Yellen has said she’s ordered the IRS not to use the new funding to raise audit rates on households earning less than $400,000 a year.

Democrats, meanwhile, argue that the Republicans’ efforts to roll back the IRS funding is about protecting the rich and corporations. 

“It is shameful, but not surprising, that @HouseGOP’s first order of business in this Congress is to protect corporate America and ultra-wealthy individuals who are illegally avoiding taxes,” Rep. Nancy Pelosi, D-Calif., tweeted Monday night

“This new MAGA Majority in the House will always choose its rich donors and political interests over the well-being of working families,” the former House speaker added. 

Added Rep. Bonnie Watson Coleman, D-N.J.: “Republicans love to claim that Democrats added ‘87,000 IRS agents.’ This is a fearmongering tactic and a lie. Now, @HouseGOP is attempting to govern based on that lie.”

The GOP’s claim of 87,000 agents has been debunked by multiple fact checkers. The Washington Post gave it four Pinocchios. Politifact rated it as “mostly false.” FactCheck.org included it in its “Whoppers of 2022” list,” which it described as “the year's worst political and viral deceptions.”

Republicans on the House Ways and Means Committee tried to counter that blowback with its own fact check Monday, but the news release included some misleading statement, including using the terms “agents” and “full-time equivalent employees” interchangeably. 
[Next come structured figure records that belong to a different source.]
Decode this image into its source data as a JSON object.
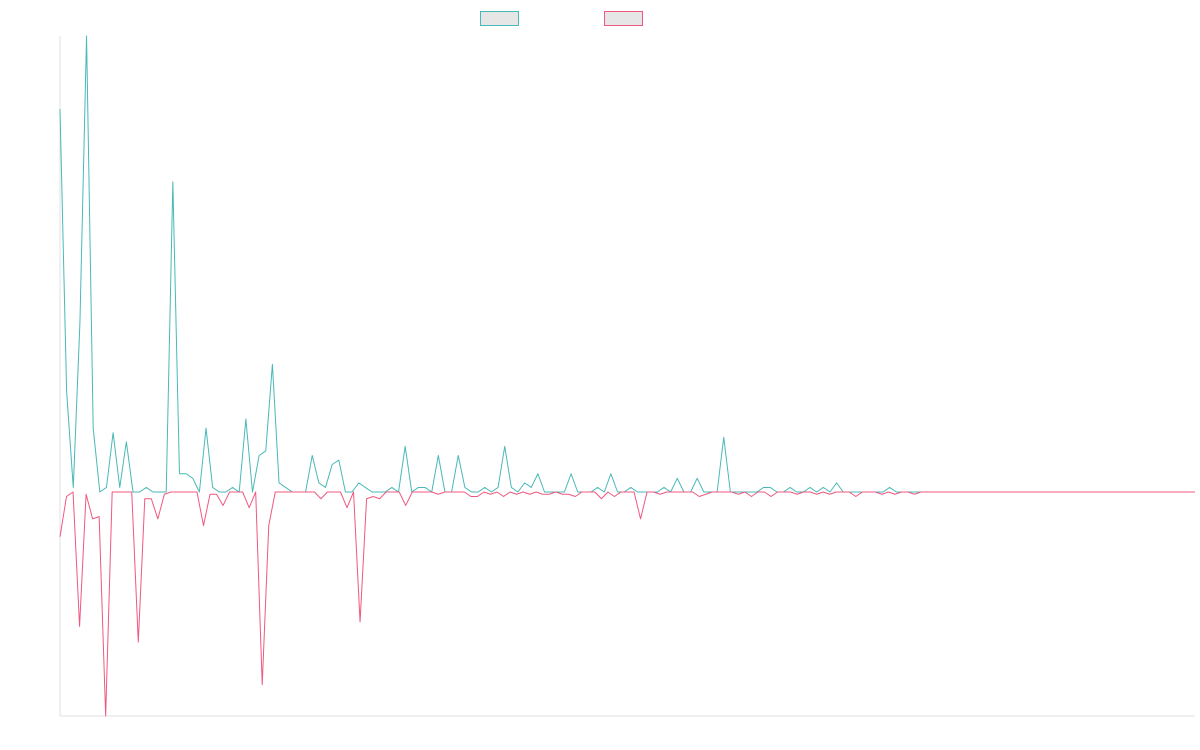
{
  "chart_data": {
    "type": "line",
    "title": "",
    "xlabel": "",
    "ylabel": "",
    "grid": false,
    "legend_position": "top-center",
    "ylim": [
      -1,
      1
    ],
    "colors": {
      "positive": "#48b9b7",
      "negative": "#f0587f",
      "legend_fill": "#e6e6e6",
      "axis": "#e0e0e0"
    },
    "series": [
      {
        "name": "",
        "color": "#48b9b7",
        "values": [
          0.84,
          0.22,
          0.01,
          0.37,
          1.02,
          0.14,
          0.0,
          0.01,
          0.13,
          0.01,
          0.11,
          0.0,
          0.0,
          0.01,
          0.0,
          0.0,
          0.0,
          0.68,
          0.04,
          0.04,
          0.03,
          0.0,
          0.14,
          0.01,
          0.0,
          0.0,
          0.01,
          0.0,
          0.16,
          0.0,
          0.08,
          0.09,
          0.28,
          0.02,
          0.01,
          0.0,
          0.0,
          0.0,
          0.08,
          0.02,
          0.01,
          0.06,
          0.07,
          0.0,
          0.0,
          0.02,
          0.01,
          0.0,
          0.0,
          0.0,
          0.01,
          0.0,
          0.1,
          0.0,
          0.01,
          0.01,
          0.0,
          0.08,
          0.0,
          0.0,
          0.08,
          0.01,
          0.0,
          0.0,
          0.01,
          0.0,
          0.01,
          0.1,
          0.01,
          0.0,
          0.02,
          0.01,
          0.04,
          0.0,
          0.0,
          0.0,
          0.0,
          0.04,
          0.0,
          0.0,
          0.0,
          0.01,
          0.0,
          0.04,
          0.0,
          0.0,
          0.01,
          0.0,
          0.0,
          0.0,
          0.0,
          0.01,
          0.0,
          0.03,
          0.0,
          0.0,
          0.03,
          0.0,
          0.0,
          0.0,
          0.12,
          0.0,
          0.0,
          0.0,
          0.0,
          0.0,
          0.01,
          0.01,
          0.0,
          0.0,
          0.01,
          0.0,
          0.0,
          0.01,
          0.0,
          0.01,
          0.0,
          0.02,
          0.0,
          0.0,
          0.0,
          0.0,
          0.0,
          0.0,
          0.0,
          0.01,
          0.0,
          0.0,
          0.0,
          0.0,
          0.0,
          0.0,
          0.0,
          0.0,
          0.0,
          0.0,
          0.0,
          0.0,
          0.0,
          0.0,
          0.0,
          0.0,
          0.0,
          0.0,
          0.0,
          0.0,
          0.0,
          0.0,
          0.0,
          0.0,
          0.0,
          0.0,
          0.0,
          0.0,
          0.0,
          0.0,
          0.0,
          0.0,
          0.0,
          0.0,
          0.0,
          0.0,
          0.0,
          0.0,
          0.0,
          0.0,
          0.0,
          0.0,
          0.0,
          0.0,
          0.0,
          0.0
        ]
      },
      {
        "name": "",
        "color": "#f0587f",
        "values": [
          -0.2,
          -0.02,
          0.0,
          -0.6,
          -0.01,
          -0.12,
          -0.11,
          -1.0,
          0.0,
          0.0,
          0.0,
          0.0,
          -0.67,
          -0.03,
          -0.03,
          -0.12,
          -0.01,
          0.0,
          0.0,
          0.0,
          0.0,
          0.0,
          -0.15,
          -0.01,
          -0.01,
          -0.06,
          0.0,
          0.0,
          0.0,
          -0.07,
          0.0,
          -0.86,
          -0.15,
          0.0,
          0.0,
          0.0,
          0.0,
          0.0,
          0.0,
          0.0,
          -0.03,
          0.0,
          0.0,
          0.0,
          -0.07,
          0.0,
          -0.58,
          -0.03,
          -0.02,
          -0.03,
          0.0,
          0.0,
          0.0,
          -0.06,
          0.0,
          0.0,
          0.0,
          0.0,
          -0.01,
          0.0,
          0.0,
          0.0,
          0.0,
          -0.02,
          -0.02,
          0.0,
          -0.01,
          0.0,
          -0.02,
          0.0,
          -0.01,
          0.0,
          -0.01,
          0.0,
          -0.01,
          -0.01,
          0.0,
          -0.01,
          -0.01,
          -0.02,
          0.0,
          0.0,
          0.0,
          -0.03,
          0.0,
          -0.02,
          0.0,
          0.0,
          0.0,
          -0.12,
          0.0,
          0.0,
          -0.01,
          0.0,
          0.0,
          0.0,
          0.0,
          0.0,
          -0.02,
          -0.01,
          0.0,
          0.0,
          0.0,
          0.0,
          -0.01,
          0.0,
          -0.02,
          0.0,
          0.0,
          -0.02,
          0.0,
          0.0,
          0.0,
          -0.01,
          0.0,
          0.0,
          -0.01,
          0.0,
          -0.01,
          0.0,
          0.0,
          0.0,
          -0.02,
          0.0,
          0.0,
          0.0,
          -0.01,
          0.0,
          -0.01,
          0.0,
          0.0,
          -0.01,
          0.0,
          0.0,
          0.0,
          0.0,
          0.0,
          0.0,
          0.0,
          0.0,
          0.0,
          0.0,
          0.0,
          0.0,
          0.0,
          0.0,
          0.0,
          0.0,
          0.0,
          0.0,
          0.0,
          0.0,
          0.0,
          0.0,
          0.0,
          0.0,
          0.0,
          0.0,
          0.0,
          0.0,
          0.0,
          0.0,
          0.0,
          0.0,
          0.0,
          0.0,
          0.0,
          0.0,
          0.0,
          0.0,
          0.0,
          0.0,
          0.0,
          0.0,
          0.0
        ]
      }
    ]
  }
}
It also claimed only $3.2 billion of the $80 billion for the IRS would be dedicated to customer service. While the bill does set aside that amount for “taxpayer services” — including pre-filing assistance, education and filing services — it also allocates nearly $5 billion more to modernizing business systems and creating a direct “e-file” system that would improve customer service. 

Nearly $46 billion of the $80 billion is allocated for enforcement. 

The CBO released an analysis Monday saying if Republicans succeed in rolling back the funding, it would add $114 billion to the federal deficit over the next 10 years. The agency had previously projected the additional funding will create $200 billion more in revenue over the same span.